Exactly one hundred years ago, a sensitive woman naturalist, nature lover, and accomplished artist began to chronicle all that she encountered while walking and cycling around the countryside of her native England and neighboring Scotland.
Besides noting the flora and fauna, she included poems and quaint folk sayings, saints' days, mottoes, and tidbits of history. Follow along with her month by month as she chronicles the summer thunderstorms and the first hard frost, notes Lady Day and Candlemas Day, watches birds nesting and raising their young, and quotes Shakespeare's praise of the fickleness of April and Browning's description of early November hours.

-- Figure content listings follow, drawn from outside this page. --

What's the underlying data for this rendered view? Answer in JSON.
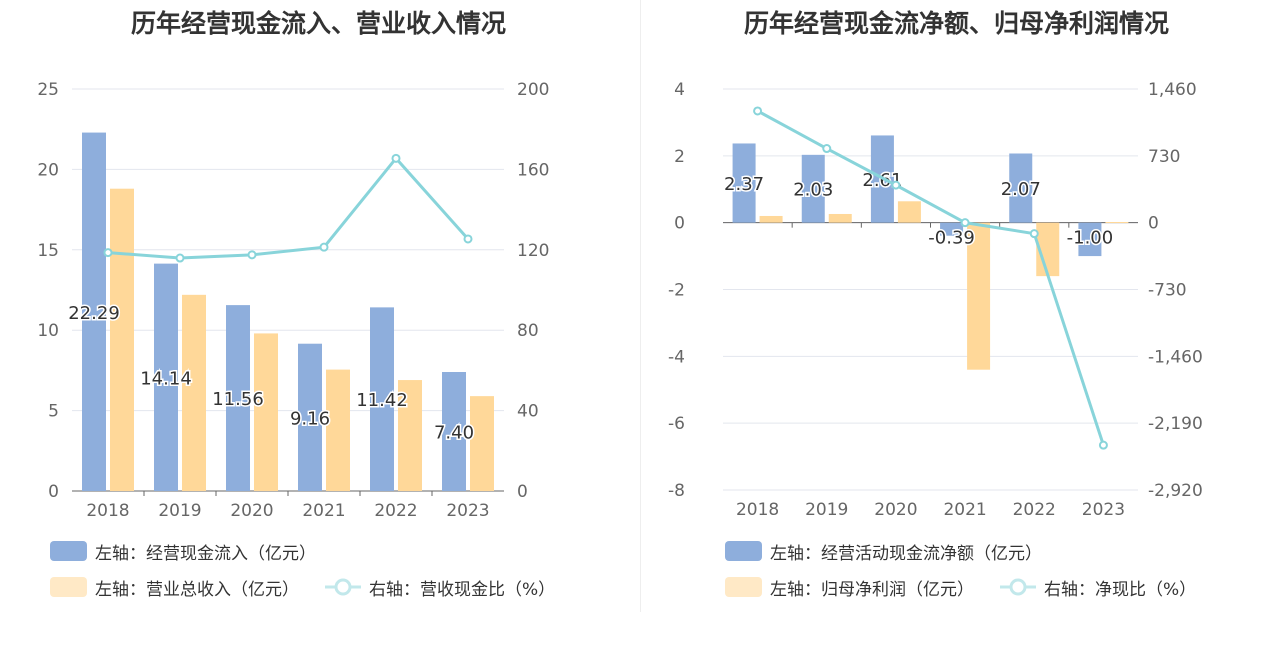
{
  "chart_data": [
    {
      "type": "bar",
      "title": "历年经营现金流入、营业收入情况",
      "categories": [
        "2018",
        "2019",
        "2020",
        "2021",
        "2022",
        "2023"
      ],
      "y_left": {
        "ticks": [
          "0",
          "5",
          "10",
          "15",
          "20",
          "25"
        ],
        "range": [
          0,
          25
        ]
      },
      "y_right": {
        "ticks": [
          "0",
          "40",
          "80",
          "120",
          "160",
          "200"
        ],
        "range": [
          0,
          200
        ]
      },
      "series": [
        {
          "name": "左轴：经营现金流入（亿元）",
          "kind": "bar",
          "axis": "left",
          "color": "#8eaedc",
          "values": [
            22.29,
            14.14,
            11.56,
            9.16,
            11.42,
            7.4
          ],
          "labels": [
            "22.29",
            "14.14",
            "11.56",
            "9.16",
            "11.42",
            "7.40"
          ]
        },
        {
          "name": "左轴：营业总收入（亿元）",
          "kind": "bar",
          "axis": "left",
          "color": "#ffd899",
          "values": [
            18.8,
            12.2,
            9.8,
            7.55,
            6.9,
            5.9
          ]
        },
        {
          "name": "右轴：营收现金比（%）",
          "kind": "line",
          "axis": "right",
          "color": "#88d4da",
          "values": [
            118.6,
            115.9,
            117.5,
            121.3,
            165.5,
            125.4
          ]
        }
      ],
      "grid": true
    },
    {
      "type": "bar",
      "title": "历年经营现金流净额、归母净利润情况",
      "categories": [
        "2018",
        "2019",
        "2020",
        "2021",
        "2022",
        "2023"
      ],
      "y_left": {
        "ticks": [
          "4",
          "2",
          "0",
          "-2",
          "-4",
          "-6",
          "-8"
        ],
        "range": [
          -8,
          4
        ]
      },
      "y_right": {
        "ticks": [
          "1,460",
          "730",
          "0",
          "-730",
          "-1,460",
          "-2,190",
          "-2,920"
        ],
        "range": [
          -2920,
          1460
        ]
      },
      "series": [
        {
          "name": "左轴：经营活动现金流净额（亿元）",
          "kind": "bar",
          "axis": "left",
          "color": "#8eaedc",
          "values": [
            2.37,
            2.03,
            2.61,
            -0.39,
            2.07,
            -1.0
          ],
          "labels": [
            "2.37",
            "2.03",
            "2.61",
            "-0.39",
            "2.07",
            "-1.00"
          ]
        },
        {
          "name": "左轴：归母净利润（亿元）",
          "kind": "bar",
          "axis": "left",
          "color": "#ffd899",
          "values": [
            0.2,
            0.26,
            0.64,
            -4.4,
            -1.6,
            0.02
          ]
        },
        {
          "name": "右轴：净现比（%）",
          "kind": "line",
          "axis": "right",
          "color": "#88d4da",
          "values": [
            1220,
            810,
            410,
            0,
            -120,
            -2430
          ]
        }
      ],
      "grid": true
    }
  ]
}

Known in its facsimile reproduction as The Country Diary of an Edwardian Lady, Edith Holden's Nature Notes of 1906 will take the listener back in time one hundred years to when a young woman had the leisure time to deeply explore every nook of her countryside, sweetly celebrating the progress of the seasons on every page of her diary.
Edith B. Holden (1871-1920) was born in Worcester, England. Her family lived in the small village of Olton, and it was there in 1906 that she wrote and illustrated her nature notes diary. Later she moved to London, where she met and married Ernest Smith, a sculptor. In March of 1920, Edith died tragically by drowning in the Thames River, while gathering buds from chestnut trees.